The effect lasts only a few picoseconds but demonstrates a way to manipulate the optical properties of materials

The Stockholm papyrus, a manuscript acquired (don’t ask how) by the Swedish vice-consul in Alexandria in 1828, is one of the richest sources of knowledge about the alchemical arts in antiquity. Thought to have been written around 300AD, it contains recipes for making dyes and preparing gemstones, pearls and metals. The papyrus offers the first inkling that some alchemical transformations were about deception. One recipe, for example, tells how to ‘give objects of copper the appearance of gold’.

The trick involves coating the object with a preparation of powdered gold and lead – a kind of crude gold plating. The instructions assure the reader that the operation ‘is difficult to detect, because rubbing gives the mark of a gold object, and heat consumes the lead but not the gold.’

Throughout the long history of alchemy (surveyed in my illustrated book Alchemy published this September), there was a tension between attempts to genuinely transform base metals into gold and techniques for simply mimicking gold’s appearance – a tension complicated by the fact that the distinction between these two goals was not always clear even to practitioners.

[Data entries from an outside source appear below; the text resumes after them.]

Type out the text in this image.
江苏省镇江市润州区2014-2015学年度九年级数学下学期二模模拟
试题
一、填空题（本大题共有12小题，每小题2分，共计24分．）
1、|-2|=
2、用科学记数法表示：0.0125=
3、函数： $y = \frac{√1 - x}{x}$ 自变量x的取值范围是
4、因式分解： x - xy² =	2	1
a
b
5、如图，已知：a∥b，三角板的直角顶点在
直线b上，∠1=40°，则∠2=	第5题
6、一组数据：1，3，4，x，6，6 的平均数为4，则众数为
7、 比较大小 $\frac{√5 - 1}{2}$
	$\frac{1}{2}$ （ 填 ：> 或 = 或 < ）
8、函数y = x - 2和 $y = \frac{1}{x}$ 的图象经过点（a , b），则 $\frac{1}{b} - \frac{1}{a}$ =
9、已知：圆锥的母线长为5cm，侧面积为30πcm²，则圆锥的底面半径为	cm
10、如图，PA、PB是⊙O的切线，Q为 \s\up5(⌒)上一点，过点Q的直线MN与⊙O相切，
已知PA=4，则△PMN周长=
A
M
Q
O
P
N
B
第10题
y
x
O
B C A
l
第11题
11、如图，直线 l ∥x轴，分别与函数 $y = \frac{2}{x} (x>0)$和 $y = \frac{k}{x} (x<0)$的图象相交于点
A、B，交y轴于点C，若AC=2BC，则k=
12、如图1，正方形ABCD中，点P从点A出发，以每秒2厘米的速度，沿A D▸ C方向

Now there’s a new way to conduct alchemical deception, using light to manipulate the quantum states of matter itself. Gerard McCaul of Loughborough University in the UK, Denys Bondar of Tulane University in the US, and their colleagues outlined the principles five years ago,1 and they have now demonstrated the method experimentally in collaboration with Thomas Elsaesser and coworkers at the Max Born Institute for Nonlinear Optics in Germany.2

Changing water into wine

Source: © ArtMari/Shutterstock

While we haven’t yet achieved the alchemists’ goal of transmutation, there is now a method that can briefly make water appear to be alcohol

Suppose you could manipulate the optical properties of lead so that the light it reflects exactly mimics the reflectance spectrum of gold, with its sharp dip at wavelengths above 500nm that give the characteristic red-yellow sheen of the precious metal. This sort of thing, McCaul and colleagues explain, is possible using so-called quantum tracking control, where laser irradiation of a sample alters its quantum states such that the observable properties – the reflectance spectrum, say – are driven towards some pre-specified target. Then, the researchers say, ‘it is possible to create “driven imposters” where a given system’s response can be tailored to mimic that of an entirely different material.’ By reshaping electron clouds, you could make anything look like anything else.

Thus the technique can in principle make lead appear like gold. In practice it’s hard, not least because the control field must be able to manipulate the system’s response over a wide frequency range. That’s why it has taken the team five years to demonstrate the method in a real material system. They chose not to go for gold, but rather, to effect an equally culturally resonant transformation: turning water into wine.

Specifically, McCaul and colleagues have made water take on the appearance of alcohol – not ethanol, but isopropyl alchohol (IPA) – in the terahertz frequency range. Were you to judge the composition of the liquid from its THz spectrum, you’d imagine it was IPA. For good measure, the team also gave water the appearance of antifreeze: ethylene glycol.

Don’t cancel your wine subscription yet!

Denys Bondar

In this frequency region, the spectrum is dominated by collective, many-body quasiparticle excitations called polarons, which arise from the interactions of solvated electrons with collective vibrations (phonons) of the polar molecules. The goal was then to use the control field to sculpt the water polarons into states resembling those of IPA: to create what the researchers call ‘polar impostorons’.

The key is to tune the solvated electrons, which Bondar suggests regarding as ‘electrons wearing a coat made of surrounding liquid molecules’ – in fact, perhaps many thousands of such molecules – using femtosecond laser pulses. Simply by changing the concentration of solvated electrons, the frequency and lineshape of the polaron resonance at about 0.7 THz for water can be made very similar to those of IPA and ethylene glycol.

The spectra are ultimately dependent on the dielectric function of the liquids – how they respond to oscillating electric fields – which has both a real and imaginary part. At this stage the researchers can only control the real part of the function, so the mimicry is only partial and lasts for only a few picoseconds. Bondar advises that you ‘don’t cancel your wine subscription yet!’

All the same, the experiment offers a proof of principle for the feasibility of making quantum impostors. Why might you want to do that? Not really for any trickery. But imagine being able to write properties optically into a material – to switch it, say, into a conductive, transparent or a superconducting state.3,4 Elsaesser’s team has already shown that they can use polar impostorons to transform an ordinary liquid temporarily into an exotic phase called an ‘epsilon-near-zero’ material, in which the phase velocity of light approaches infinity.5 For this modern alchemy, the possibilities are limited only by our imagination.